Momentum Live APAC 2020: How three companies are supporting employees during lockdown
Every company is tackling the challenge of remote work in their own way. Some are firing up the Friday arvo quiz to promote team bonding, others are embracing SaaS tools to help employees work from anywhere.
One thing is clear, though. People – and entire businesses – have had to adapt. Here, we talk to some inspirational leaders about how their companies are supporting employees through this challenging time. These guys generously shared their time at the recent Momentum Live APAC 2020 event – you can catch the full recording here.
KPMG was ready for the new normal
Even before COVID-19 transformed life as we know it, Craig Wishart, CIO, KPMG Australia, was focused on enabling remote work and delivering services that are available and accessible regardless of location or time of day.
“We want our people to be able to interact with their clients, teams and others, seamlessly – whether that be through the use of collaboration services like video and voice, or functional workspaces like document writing and co-authoring, or whiteboarding activities where participation and engagement are key desired outcomes,” he said.
Craig acknowledged that advances in internet speeds, device capabilities and SaaS-based platforms have helped businesses cope with the crisis enormously. But the underlying focus has been on building positive end-user experiences that encourage advocacy in the team. He also put the onus on CIOs like himself to keep raising the bar, saying, “CIOs will have to become increasingly obsessed with the experience they provide to employees, customers, and partners – and really focus on engaging with people.”
Canva is promoting empathy and understanding
With offices in Wuhan and Beijing in China, CanvaCanva has been riding out the COVID-19 storm since its earliest days. Throughout the pandemic, the company behind the hugely popular graphic design platform has been following three guiding principles: safety and wellbeing, supporting its community, and rallying together to grow.
As Tiffany Tai, General Manager of Enterprise and Head of Business Operations, Canva, explained: “We’re learning a lot from other companies and ourselves about what works and doesn’t. Most importantly, we need to show as much empathy as possible – so it might be a virtual trivia night, a virtual happy hour, or one-on-ones with people.

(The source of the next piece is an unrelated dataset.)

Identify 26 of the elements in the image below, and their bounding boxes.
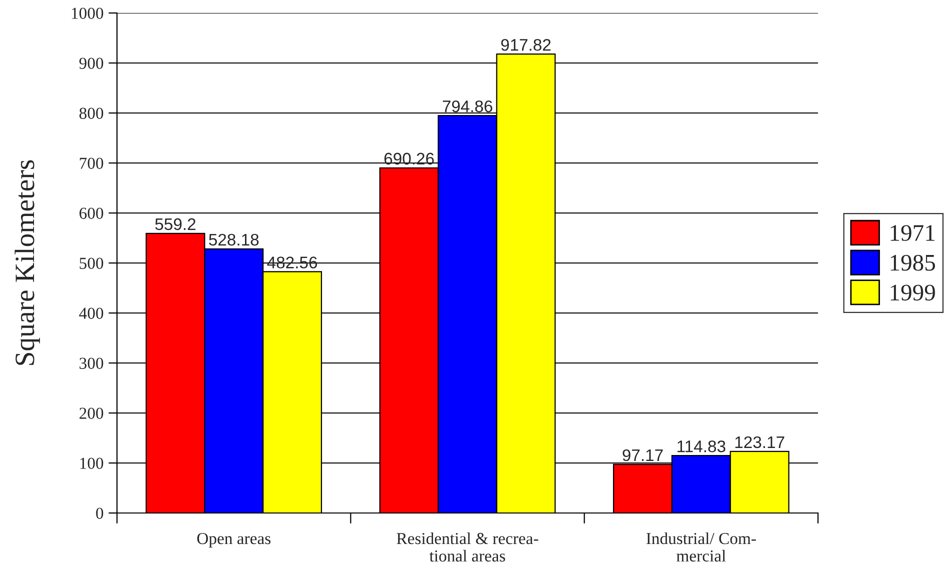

Across the board, Canva managers recognise that people are not working in optimum conditions right now. There might be kids at home, flatmates to contend with, or other pressures that people are facing. In light of this, the management team is adapting expectations and really showing they care about their employees’ wellbeing first and foremost.
Aligned to its principle of supporting the community, Canva has also been busy helping everyone from the World Health Organisation to the French Government to get health and safety messages out to the masses. They’ve also been offering free access to the platform for businesses – for, as Tiffany said, “We’re in this together. Our focus is to do whatever we can to make things as easy as possible.”
Prudential Singapore is doing things digitally
Financial services firm Prudential would usually rely on face-to-face meetings to seal deals with customers. We spoke with Sherwin Siregar, Head of Distribution Business Management, Prudential Singapore, to see how the Asian hub of the global firm has adapted.
Sherwin explained that while Prudential Singapore has always supported and encourage people to work from home, COVID-19 has clearly taken things to a new level. “Our financial advisers are not able to meet customers in person – it’s all done remotely via videoconferencing, with an iPad that has the acknowledgement forms ready for the customer to sign. It’s a big pivot from working together.”
But they are certainly managing well. Digital tools like DocuSign are enabling customer contracts to be prepared, signed and managed from anywhere – as Sherwin said, there’s a new level of convenience and capability that wasn’t there before, and he suspects that these new tools will not disappear when the pandemic does.